Gaji Kepala Tiga

Barangkali, bagi sebagian orang bekerja menjadi bankir itu profesi: enak, adem dan gaji gede. Tentu saja, hal ini tidak sepenuhnya salah juga tidak sepenuhnya benar. Sebab setiap orang memiliki penilaian tersendiri terhadap pekerjaan dan profesi orang lain. Hanya saja, terkadang hal tersebut terbilang tidak adil, karena baru berangkat dari sudut pandang si penilai, bukan pada si pelaku terhadap profesi tersebut.

Sebagai seorang suami yang memiliki istri berprofesi bankir. Rasa-rasanya, penilaian terhadap seorang bankir merupakan profesi yang enak, adem dan gaji gede cenderung agak berlebihan. Bahkan pedagang sayur yang biasa mampir ke rumah setiap pagi, berpenilaian bahwa gaji istri saya sudah kepala tiga. Entah, dari mana si ibu pedagang sayur mendapatkan informasi salah tersebut. Apalagi, selama ini, kami tidak pernah memberi tahu berapa gaji kami berdua—termasuk kepada keluarga.
Dalam beberapa kesempatan, istri saya pun terkadang mengeluhkan atas profesinya tersebut. Tidak enaknya menjadi bankir terkadang harus pulang malam. Berangkat kerja dalam keadaan Luna—anak kami—belum bangun dan pulang kerja Luna sudah tidur. Hal tersebut istri alami saat usia Luna masih dibawah satu tahun. Tentu, hal tersebut membuat pedih perasaan istri saya sebagai seorang ibu muda. Sementara, bila dibandingkan tempat kerjanya yang full berpendingin ruangan dengan sawah yang lapang. Tentu saja, hal tersebut bukan pembanding yang adil. Maka, pada prinsipnya dimanapun tempat bekerja sepanjang dilakukan dengan ikhlas tetap saja menjadi adem—hatinya. Lebih-lebih, bekerja dalam ruangan berpending bukanlah tempat yang sehat dalam waktu lama dan panjang. 

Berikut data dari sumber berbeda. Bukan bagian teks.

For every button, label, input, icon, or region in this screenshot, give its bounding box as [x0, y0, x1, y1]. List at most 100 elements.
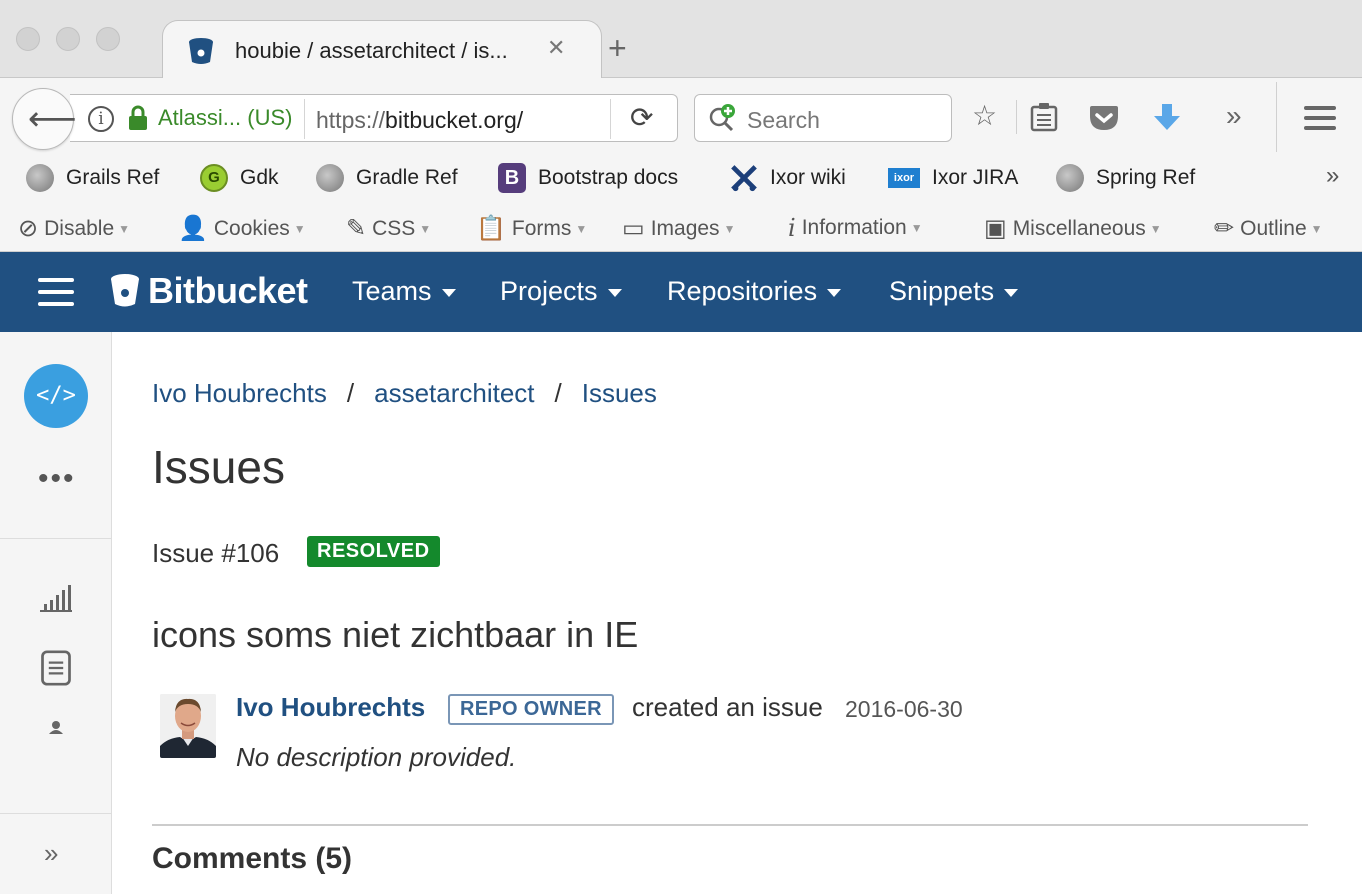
bookmark-label: Gdk: [240, 166, 279, 189]
bitbucket-favicon-icon: [189, 38, 213, 64]
breadcrumb-repo-link[interactable]: assetarchitect: [374, 378, 534, 408]
pocket-icon[interactable]: [1088, 104, 1120, 132]
new-tab-button[interactable]: +: [608, 32, 627, 64]
pencil-icon: ✏: [1214, 215, 1235, 242]
issue-date: 2016-06-30: [845, 696, 963, 722]
bookmark-gdk[interactable]: G Gdk: [200, 162, 279, 194]
tab-close-icon[interactable]: ✕: [547, 35, 565, 61]
caret-down-icon: ▼: [293, 221, 306, 236]
reload-divider: [610, 99, 611, 139]
breadcrumb-issues-link[interactable]: Issues: [582, 378, 657, 408]
bitbucket-logo[interactable]: Bitbucket: [110, 270, 308, 312]
nav-teams[interactable]: Teams: [352, 276, 456, 307]
author-link[interactable]: Ivo Houbrechts: [236, 692, 425, 723]
zoom-window-button[interactable]: [96, 27, 120, 51]
close-window-button[interactable]: [16, 27, 40, 51]
clipboard-icon: 📋: [476, 215, 506, 242]
bookmark-bootstrap-docs[interactable]: B Bootstrap docs: [498, 162, 678, 194]
comments-heading: Comments (5): [152, 842, 353, 875]
section-divider: [152, 824, 1308, 826]
address-bar[interactable]: i Atlassi... (US) https://bitbucket.org/…: [70, 94, 678, 142]
globe-icon: [1056, 164, 1084, 192]
reload-icon[interactable]: ⟳: [630, 101, 653, 134]
bookmark-grails-ref[interactable]: Grails Ref: [26, 162, 159, 194]
bookmarks-overflow-icon[interactable]: »: [1326, 162, 1339, 190]
dropdown-caret-icon: [607, 288, 622, 297]
search-icon: [709, 104, 735, 132]
devtool-disable[interactable]: ⊘ Disable ▼: [18, 214, 130, 243]
toolbar-divider: [1016, 100, 1017, 134]
nav-label: Projects: [500, 276, 598, 306]
image-icon: ▭: [622, 215, 645, 242]
globe-icon: [26, 164, 54, 192]
caret-down-icon: ▼: [910, 221, 923, 235]
hamburger-menu-icon[interactable]: [38, 278, 74, 306]
nav-label: Snippets: [889, 276, 995, 306]
nav-repositories[interactable]: Repositories: [667, 276, 842, 307]
bookmark-spring-ref[interactable]: Spring Ref: [1056, 162, 1195, 194]
dropdown-caret-icon: [1004, 288, 1019, 297]
devtool-label: Information: [801, 216, 907, 239]
devtool-outline[interactable]: ✏ Outline ▼: [1214, 214, 1323, 243]
document-icon[interactable]: [38, 650, 74, 686]
bitbucket-logo-icon: [111, 274, 139, 307]
devtool-images[interactable]: ▭ Images ▼: [622, 214, 735, 243]
dropdown-caret-icon: [827, 288, 842, 297]
devtool-label: CSS: [372, 216, 416, 240]
nav-projects[interactable]: Projects: [500, 276, 622, 307]
devtool-forms[interactable]: 📋 Forms ▼: [476, 214, 587, 243]
expand-sidebar-icon[interactable]: »: [44, 838, 58, 869]
devtool-miscellaneous[interactable]: ▣ Miscellaneous ▼: [984, 214, 1162, 243]
browser-chrome: houbie / assetarchitect / is... ✕ + i At…: [0, 0, 1362, 252]
back-button[interactable]: ⟵: [12, 88, 77, 150]
search-field[interactable]: Search: [694, 94, 952, 142]
gdk-icon: G: [200, 164, 228, 192]
overflow-chevron-icon[interactable]: »: [1226, 100, 1242, 132]
main-content: Ivo Houbrechts / assetarchitect / Issues Iss…: [152, 332, 1312, 894]
breadcrumb-separator: /: [554, 378, 562, 408]
site-identity[interactable]: Atlassi... (US): [158, 105, 292, 131]
bookmark-gradle-ref[interactable]: Gradle Ref: [316, 162, 458, 194]
browser-tab-active[interactable]: houbie / assetarchitect / is... ✕: [162, 20, 602, 79]
web-developer-toolbar: ⊘ Disable ▼ 👤 Cookies ▼ ✎ CSS ▼ 📋 Forms ▼ ▭ Image…: [0, 202, 1362, 252]
devtool-label: Disable: [44, 216, 115, 240]
author-avatar-image: [160, 694, 216, 758]
devtool-label: Images: [650, 216, 720, 240]
bookmark-star-icon[interactable]: ☆: [972, 100, 997, 132]
reading-list-icon[interactable]: [1030, 102, 1058, 132]
url-text[interactable]: https://bitbucket.org/: [316, 107, 523, 134]
bookmarks-bar: Grails Ref G Gdk Gradle Ref B Bootstrap do…: [0, 154, 1362, 202]
menu-icon[interactable]: [1304, 104, 1336, 132]
search-placeholder: Search: [747, 107, 820, 133]
info-icon[interactable]: i: [88, 106, 114, 132]
nav-snippets[interactable]: Snippets: [889, 276, 1019, 307]
navigation-toolbar: i Atlassi... (US) https://bitbucket.org/…: [0, 78, 1362, 154]
caret-down-icon: ▼: [1149, 221, 1162, 236]
avatar[interactable]: [160, 694, 216, 758]
url-divider: [304, 99, 305, 139]
ixor-wiki-icon: [730, 164, 758, 192]
bookmark-ixor-wiki[interactable]: Ixor wiki: [730, 162, 846, 194]
nav-label: Repositories: [667, 276, 818, 306]
caret-down-icon: ▼: [723, 221, 736, 236]
user-icon[interactable]: [38, 720, 74, 738]
breadcrumb-owner-link[interactable]: Ivo Houbrechts: [152, 378, 327, 408]
sidebar-divider: [0, 813, 112, 814]
bookmark-ixor-jira[interactable]: ixor Ixor JIRA: [888, 162, 1018, 194]
ixor-jira-icon: ixor: [888, 164, 920, 192]
issue-action-text: created an issue: [632, 692, 823, 722]
minimize-window-button[interactable]: [56, 27, 80, 51]
bitbucket-wordmark: Bitbucket: [148, 270, 308, 311]
devtool-cookies[interactable]: 👤 Cookies ▼: [178, 214, 306, 243]
devtool-css[interactable]: ✎ CSS ▼: [346, 214, 431, 243]
downloads-icon[interactable]: [1152, 102, 1182, 134]
status-badge: RESOLVED: [307, 536, 440, 567]
stats-bars-icon[interactable]: [38, 580, 74, 616]
devtool-information[interactable]: i Information ▼: [788, 214, 923, 242]
bookmark-label: Ixor wiki: [770, 166, 846, 189]
caret-down-icon: ▼: [419, 221, 432, 236]
source-code-icon[interactable]: </>: [24, 364, 88, 428]
more-actions-icon[interactable]: •••: [38, 464, 76, 494]
bookmark-label: Bootstrap docs: [538, 166, 679, 189]
lock-icon: [129, 105, 147, 130]
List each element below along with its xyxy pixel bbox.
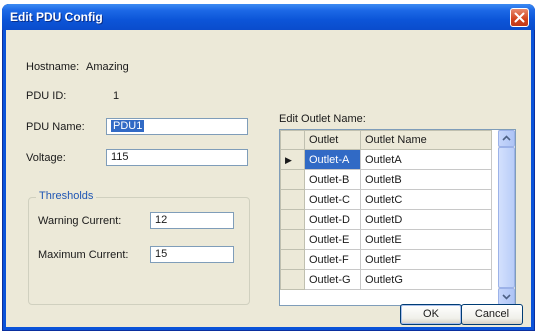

Gaji selalu ditentukan berdasarkan jenis pekerjaan, tingkat risiko, masa kerja dan kebutuhan. Gaji bankir memang terbilang lumayan karena menghadapi tingkat risiko yang tidak kecil. Tepat dua hari lalu istri saya mengabari saya ada kekurangan selisih kas pada transaksi hari itu sebanyak 3 juta rupiah. Bila kekurangan tersebut tidak ditemukan—entah karena sistem yang error atau kehilangan. Risikonya istri saya harus mengganti kekurangan tersebut sebagaimana pernah ia alami waktu awal-awal menjadi teller. Dan tentu saja, uang 3 juta rupiah bagi kami bukan uang sedikit, apalagi hendak menjelang lebaran. Tetapi, saya selalu berusaha untuk meyakinkan bahwa hal tersebut merupakan cobaan Allah atas profesionalismenya sebagai seorang bankir. Bila apa yang terjadi pada pekerjaannya memiliki konsekuensi tertentu, maka harus dihadapi dengan segala bentuk macam risikonya.

Terus masih mau mengatakan bahwa menjadi bankir itu profesi: enak, adem dan gaji gede? Semua kembali kepada kita sendiri memberi penilaian dan mensyukurinya.